Outro aspecto apontado por Figueiredo tem relação com a necessidade do licenciamento ambiental para emissão da portaria de lavra. A seu ver, “depois de formalizado o licenciamento ambiental, com estudos técnicos e respectivos responsáveis, nada mais deveria ser exigido com relação ao licenciamento minerário para a obtenção de uma portaria de Lavra”. E reforça: “a mineração é uma atividade importante para a vida no âmbito da 4ª Revolução Industrial. Como ter aerogerador sem minério de ferro; bateria sem lítio, carro elétrico sem cobre?

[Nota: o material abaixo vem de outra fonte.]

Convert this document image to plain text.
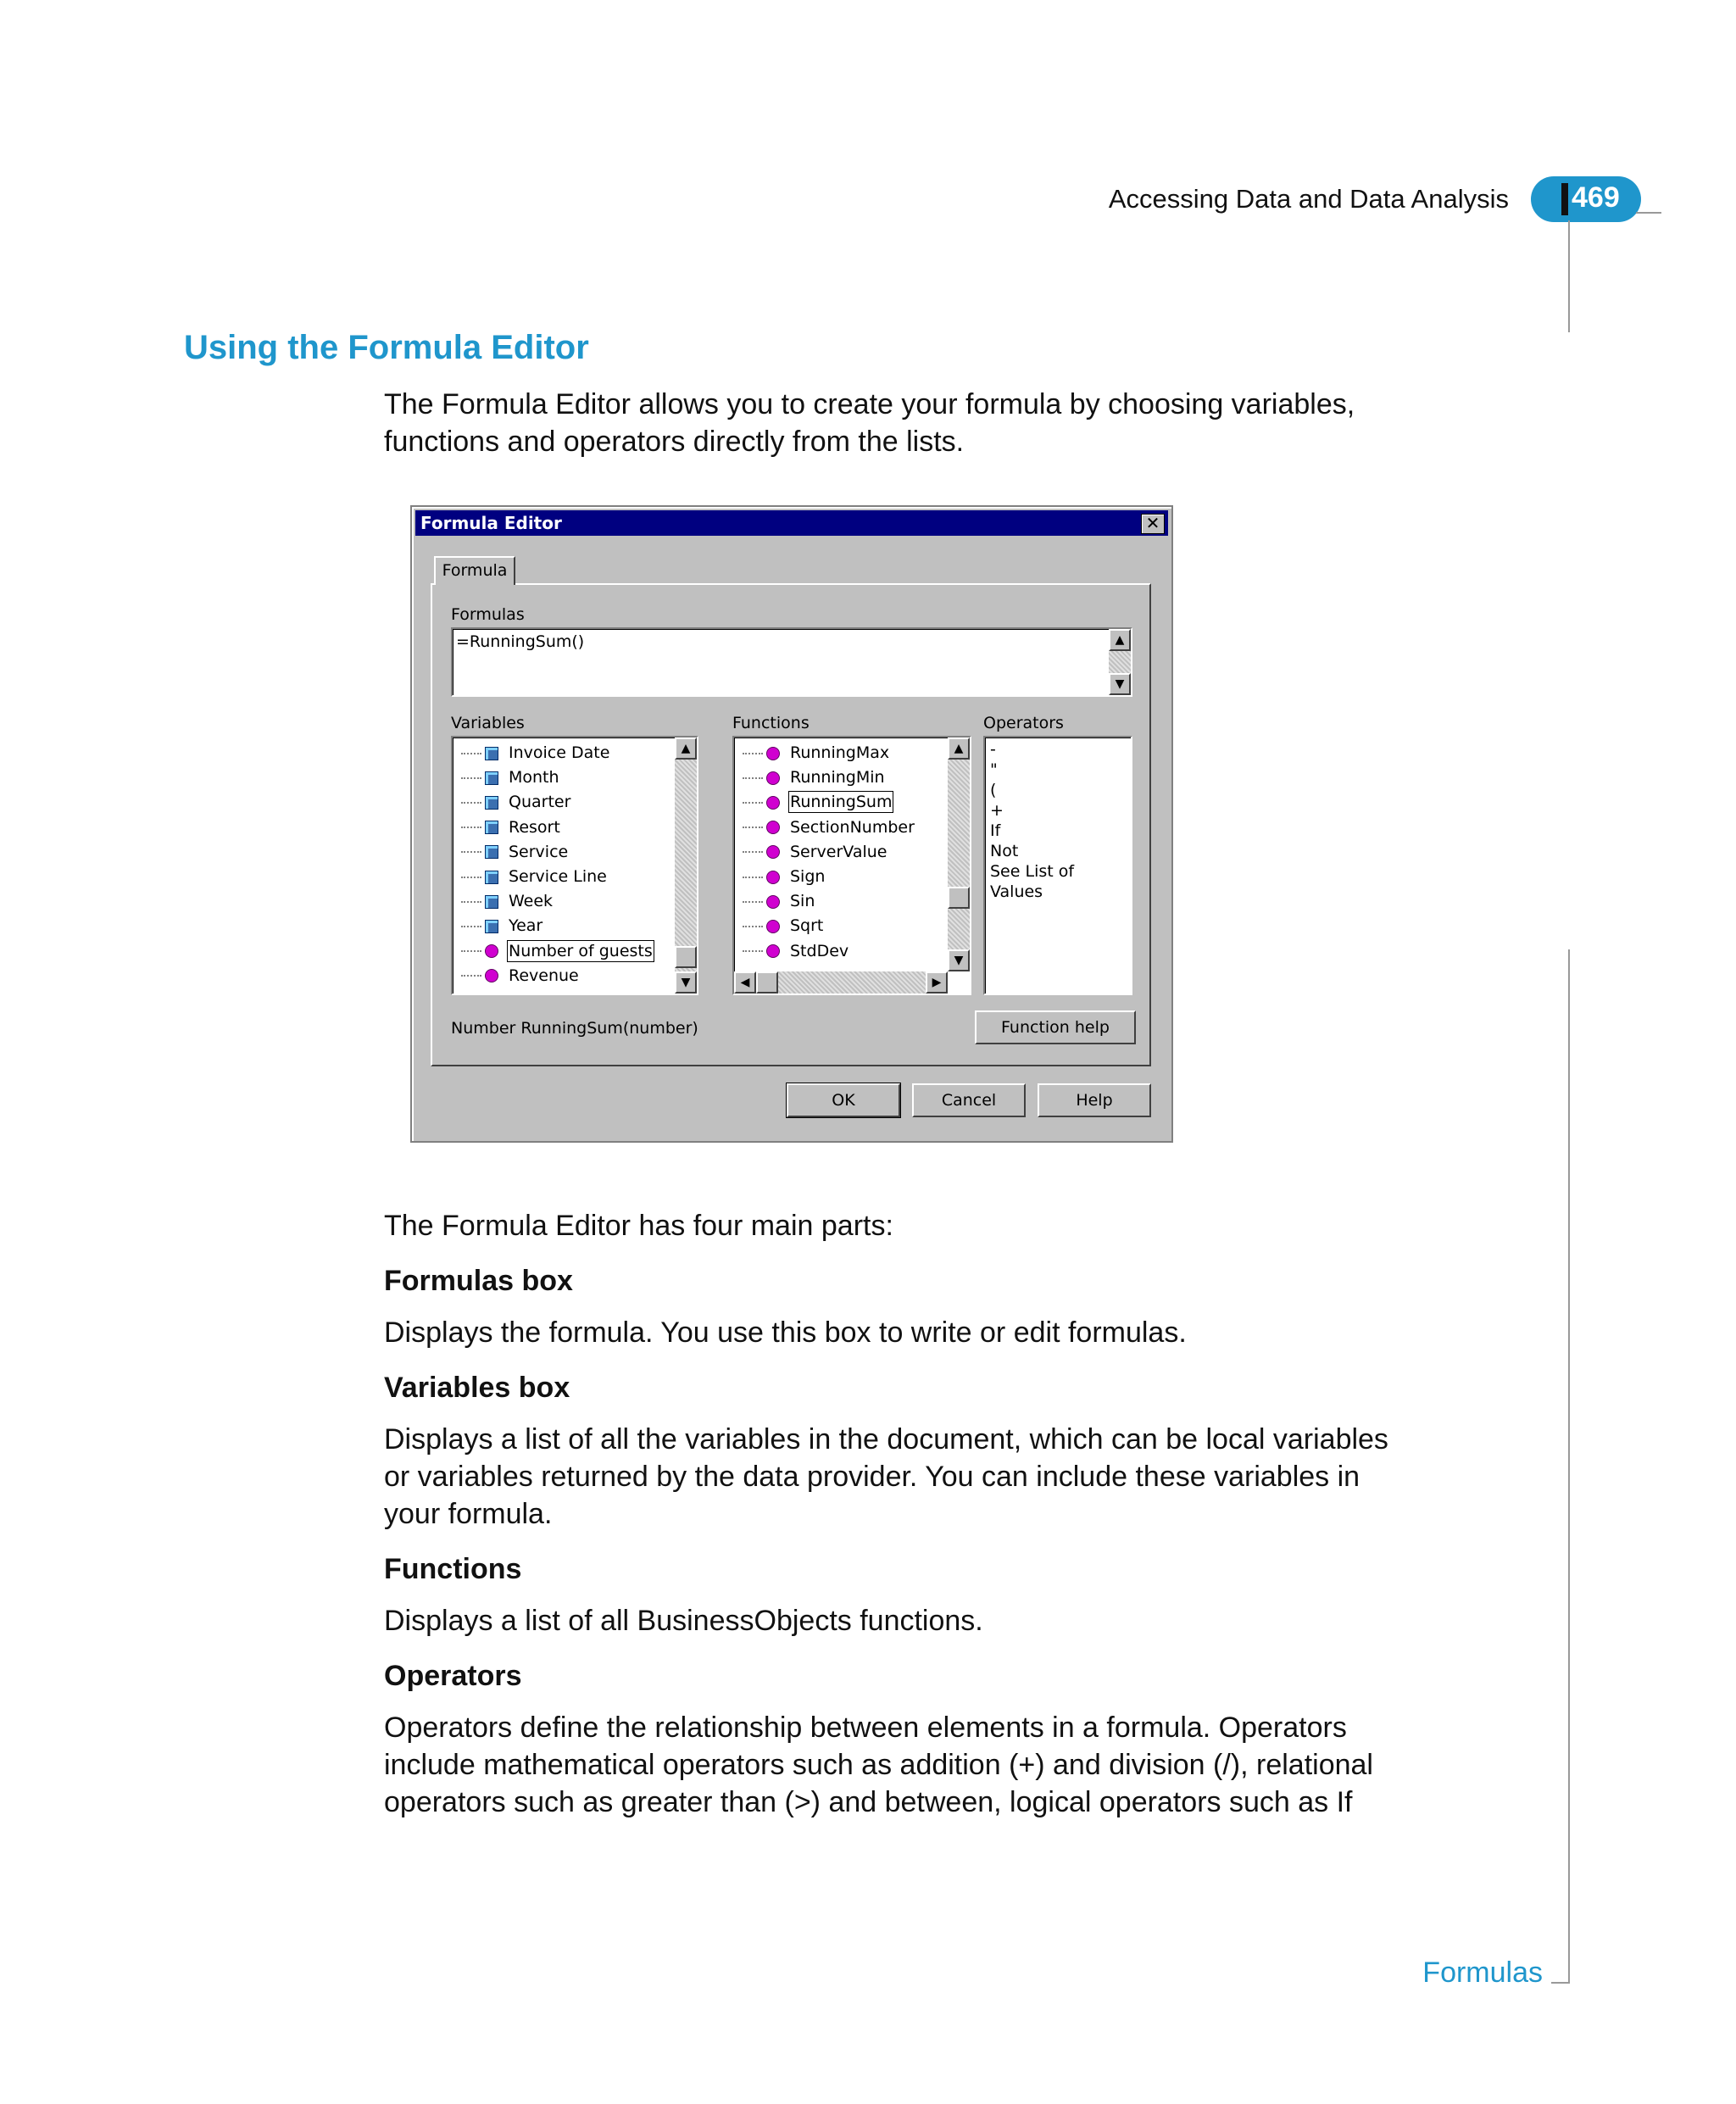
Accessing Data and Data Analysis 469
Using the Formula Editor
The Formula Editor allows you to create your formula by choosing variables,
functions and operators directly from the lists.
Formula Editor	✕
Formula
Formulas
=RunningSum()	▲
▼
Variables	Functions	Operators
Invoice Date
Month
Quarter
Resort
Service
Service Line
Week
Year
Number of guests
Revenue
▲
▼
RunningMax
RunningMin
RunningSum
SectionNumber
ServerValue
Sign
Sin
Sqrt
StdDev
▲
▼
◀	▶
-
"
(
+
If
Not
See List of Values
Number RunningSum(number)	Function help
OK	Cancel	Help
The Formula Editor has four main parts:
Formulas box
Displays the formula. You use this box to write or edit formulas.
Variables box
Displays a list of all the variables in the document, which can be local variables
or variables returned by the data provider. You can include these variables in
your formula.
Functions
Displays a list of all BusinessObjects functions.
Operators
Operators define the relationship between elements in a formula. Operators
include mathematical operators such as addition (+) and division (/), relational
operators such as greater than (>) and between, logical operators such as If
Formulas
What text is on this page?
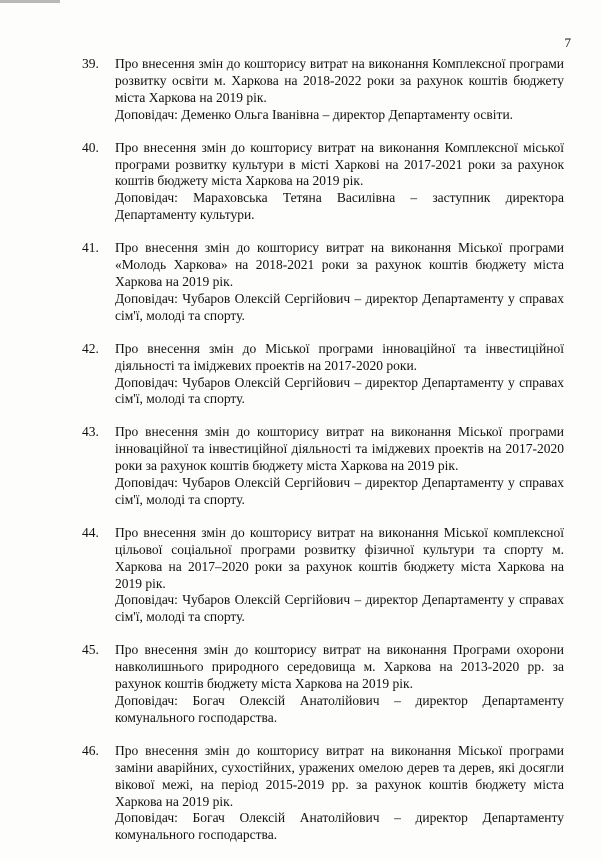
7
39. Про внесення змін до кошторису витрат на виконання Комплексної програми розвитку освіти м. Харкова на 2018-2022 роки за рахунок коштів бюджету міста Харкова на 2019 рік.
Доповідач: Деменко Ольга Іванівна – директор Департаменту освіти.
40. Про внесення змін до кошторису витрат на виконання Комплексної міської програми розвитку культури в місті Харкові на 2017-2021 роки за рахунок коштів бюджету міста Харкова на 2019 рік.
Доповідач: Мараховська Тетяна Василівна – заступник директора Департаменту культури.
41. Про внесення змін до кошторису витрат на виконання Міської програми «Молодь Харкова» на 2018-2021 роки за рахунок коштів бюджету міста Харкова на 2019 рік.
Доповідач: Чубаров Олексій Сергійович – директор Департаменту у справах сім'ї, молоді та спорту.
42. Про внесення змін до Міської програми інноваційної та інвестиційної діяльності та іміджевих проектів на 2017-2020 роки.
Доповідач: Чубаров Олексій Сергійович – директор Департаменту у справах сім'ї, молоді та спорту.
43. Про внесення змін до кошторису витрат на виконання Міської програми інноваційної та інвестиційної діяльності та іміджевих проектів на 2017-2020 роки за рахунок коштів бюджету міста Харкова на 2019 рік.
Доповідач: Чубаров Олексій Сергійович – директор Департаменту у справах сім'ї, молоді та спорту.
44. Про внесення змін до кошторису витрат на виконання Міської комплексної цільової соціальної програми розвитку фізичної культури та спорту м. Харкова на 2017–2020 роки за рахунок коштів бюджету міста Харкова на 2019 рік.
Доповідач: Чубаров Олексій Сергійович – директор Департаменту у справах сім'ї, молоді та спорту.
45. Про внесення змін до кошторису витрат на виконання Програми охорони навколишнього природного середовища м. Харкова на 2013-2020 рр. за рахунок коштів бюджету міста Харкова на 2019 рік.
Доповідач: Богач Олексій Анатолійович – директор Департаменту комунального господарства.
46. Про внесення змін до кошторису витрат на виконання Міської програми заміни аварійних, сухостійних, уражених омелою дерев та дерев, які досягли вікової межі, на період 2015-2019 рр. за рахунок коштів бюджету міста Харкова на 2019 рік.
Доповідач: Богач Олексій Анатолійович – директор Департаменту комунального господарства.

Interessa para o mundo que o Brasil minere e, para ser um grande ator em energia descarbonizada, deve-se ter uma política pública que agilize os processos, sem perdas de qualidade da análise e favoreça o desenvolvimento de tecnologias”.

Os entrevistados reconhecem os recentes esforços da ANM para tornar mais eficiente o processo de outorga de direitos minerários, tais como os esforços para a digitalização do processo minerário, a reorganização das competências dos órgãos internos da Agência, a revisão do arcabouço jurídico, sobretudo no âmbito da ANM (esfera infralegal), para garantir mais segurança jurídica ao processo de outorga de direitos minerários e adequar a normativa aos avanços tecnológicos da atividade minerária. Ou seja, as normas aplicáveis à atividade estão em franca evolução para garantir maior segurança jurídica ao setor mineral, principalmente devido à preocupação e à exigência de compartilhamento prévio das alterações normativas com os atores fiscalizados por parte da Agência.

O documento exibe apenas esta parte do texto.